L’idea futura: creare un riferimento “dinamico” per la musica da camera
C’è comunque un che di folle e grandioso – soprattutto folle – nel far nascere una scuola di musica in un momento del genere. La musica è uno dei settori più penalizzati dal post-emergenza, e in altri paesi che spesso ci hanno fatto da modello ci sono interi teatri chiusi e musicisti che pensano seriamente di cambiare lavoro. Ma giocare d’anticipo sulla musica da camera, scommettere su quella che, salvo rare eccezioni, non ha mai fatto i sold out dei teatri d’opera e delle stagioni sinfoniche, rivela l’indole dei suoi creatori. Parlando con Mario Montore capita spesso di imbattersi in metafore d’azzardo, e rivela con una certa soddisfazione che l’azzardo in famiglia è anche una professione.
Ci sono però diversi tipi di giocatori e diversi approcci al rischio.
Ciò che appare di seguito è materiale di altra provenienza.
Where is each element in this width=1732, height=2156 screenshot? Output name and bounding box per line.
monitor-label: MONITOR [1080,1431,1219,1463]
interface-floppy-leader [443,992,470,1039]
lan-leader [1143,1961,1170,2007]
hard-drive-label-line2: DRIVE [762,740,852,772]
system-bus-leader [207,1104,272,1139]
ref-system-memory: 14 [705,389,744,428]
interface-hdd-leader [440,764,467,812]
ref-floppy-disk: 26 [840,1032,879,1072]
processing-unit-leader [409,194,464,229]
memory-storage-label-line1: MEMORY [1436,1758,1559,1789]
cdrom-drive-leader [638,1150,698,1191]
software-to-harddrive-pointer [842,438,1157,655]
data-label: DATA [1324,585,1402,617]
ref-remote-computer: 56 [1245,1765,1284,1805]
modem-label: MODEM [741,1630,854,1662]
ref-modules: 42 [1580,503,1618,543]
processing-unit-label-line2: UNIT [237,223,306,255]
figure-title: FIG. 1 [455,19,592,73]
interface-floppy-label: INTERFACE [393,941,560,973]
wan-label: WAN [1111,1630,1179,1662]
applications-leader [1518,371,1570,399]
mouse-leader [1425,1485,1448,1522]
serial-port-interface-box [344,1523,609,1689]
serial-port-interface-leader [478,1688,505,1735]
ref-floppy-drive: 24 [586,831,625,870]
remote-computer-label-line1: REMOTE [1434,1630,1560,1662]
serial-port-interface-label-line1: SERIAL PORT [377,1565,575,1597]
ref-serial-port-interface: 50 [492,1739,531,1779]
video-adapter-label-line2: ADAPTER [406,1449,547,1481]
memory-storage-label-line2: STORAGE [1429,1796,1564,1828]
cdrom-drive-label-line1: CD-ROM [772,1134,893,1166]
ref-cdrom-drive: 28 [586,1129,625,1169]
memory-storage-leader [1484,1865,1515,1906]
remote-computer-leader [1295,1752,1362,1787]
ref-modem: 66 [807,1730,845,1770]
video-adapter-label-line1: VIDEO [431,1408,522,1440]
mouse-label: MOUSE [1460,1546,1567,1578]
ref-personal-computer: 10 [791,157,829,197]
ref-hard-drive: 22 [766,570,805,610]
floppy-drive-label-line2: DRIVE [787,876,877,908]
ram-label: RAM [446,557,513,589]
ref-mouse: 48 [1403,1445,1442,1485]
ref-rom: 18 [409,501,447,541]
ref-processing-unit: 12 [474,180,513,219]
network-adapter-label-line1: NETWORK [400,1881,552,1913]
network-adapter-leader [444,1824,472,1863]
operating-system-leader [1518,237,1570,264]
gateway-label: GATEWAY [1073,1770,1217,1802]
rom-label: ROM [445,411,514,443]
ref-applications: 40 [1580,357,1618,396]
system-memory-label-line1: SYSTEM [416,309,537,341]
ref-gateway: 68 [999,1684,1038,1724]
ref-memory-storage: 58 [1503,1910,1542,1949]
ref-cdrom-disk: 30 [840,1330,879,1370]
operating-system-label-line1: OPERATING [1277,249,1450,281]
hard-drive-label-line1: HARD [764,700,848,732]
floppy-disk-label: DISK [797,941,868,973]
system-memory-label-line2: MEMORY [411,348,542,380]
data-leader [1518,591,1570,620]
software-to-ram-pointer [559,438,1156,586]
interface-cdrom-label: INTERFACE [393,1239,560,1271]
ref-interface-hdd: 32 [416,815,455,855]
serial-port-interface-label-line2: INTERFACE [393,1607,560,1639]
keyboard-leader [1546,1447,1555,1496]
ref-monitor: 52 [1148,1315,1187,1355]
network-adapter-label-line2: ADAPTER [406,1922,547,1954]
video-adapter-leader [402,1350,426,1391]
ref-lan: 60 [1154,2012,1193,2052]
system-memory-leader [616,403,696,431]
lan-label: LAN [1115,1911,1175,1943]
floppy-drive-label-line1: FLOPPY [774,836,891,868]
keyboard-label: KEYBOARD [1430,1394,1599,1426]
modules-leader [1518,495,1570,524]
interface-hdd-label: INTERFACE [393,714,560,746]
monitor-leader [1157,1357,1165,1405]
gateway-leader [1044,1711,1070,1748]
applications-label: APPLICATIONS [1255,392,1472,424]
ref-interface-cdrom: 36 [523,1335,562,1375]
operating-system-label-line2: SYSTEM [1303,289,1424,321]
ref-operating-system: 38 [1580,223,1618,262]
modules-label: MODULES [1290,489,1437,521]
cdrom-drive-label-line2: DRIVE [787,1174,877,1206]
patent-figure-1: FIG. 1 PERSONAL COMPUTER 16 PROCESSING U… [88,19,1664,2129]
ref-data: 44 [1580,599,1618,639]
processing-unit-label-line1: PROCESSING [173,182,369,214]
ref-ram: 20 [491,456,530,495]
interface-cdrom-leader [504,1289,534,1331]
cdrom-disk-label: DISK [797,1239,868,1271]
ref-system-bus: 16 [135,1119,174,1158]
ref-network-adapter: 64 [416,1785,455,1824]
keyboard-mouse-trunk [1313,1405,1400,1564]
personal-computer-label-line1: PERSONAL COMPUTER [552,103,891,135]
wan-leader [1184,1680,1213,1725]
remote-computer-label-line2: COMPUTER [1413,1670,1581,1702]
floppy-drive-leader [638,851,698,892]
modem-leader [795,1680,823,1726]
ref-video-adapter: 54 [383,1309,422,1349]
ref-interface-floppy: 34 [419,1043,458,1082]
In Avos troviamo un po’ di tutto: il compiacimento per l’aver costruito una bellissima giocata, non un bluff, ovvero una scuola nel centro della città eterna con alcuni dei docenti più prestigiosi al mondo – non solo italiani; la scommessa in prospettiva, ovvero l’idea di valorizzare non solo la musica che si sa meglio fare, quella cameristica, ma anche quella che può prendersi sempre più spazio viste le limitazioni correnti, in un’ottica più da investitore che da scommettitore sportivo. E infine un’idea da sognatore, ovvero quella di creare un polo di aggregazione non solo per chi la musica la fa e la persegue come propria stella polare fin da bambino, ma anche per quelle migliaia di persone che ogni giorno passeggiano sotto le finestre di Via del Corso 4, che sono a pochi piani da un quartetto di Beethoven o dalla Sonata di Franck e devono solo scoprire quello che una musica del genere può fare per le loro vite. Vincere questa scommessa è sicuramente la sfida più impegnativa dell’Avos, ma le premesse organizzative ed artistiche per farlo ci sono tutte, unite a quel pizzico di necessaria incoscienza che serve per fare le cose in grande. I risultati si vedranno nel tempo, ma ora c’è da vedere quel che succederà a partire dal 5 ottobre.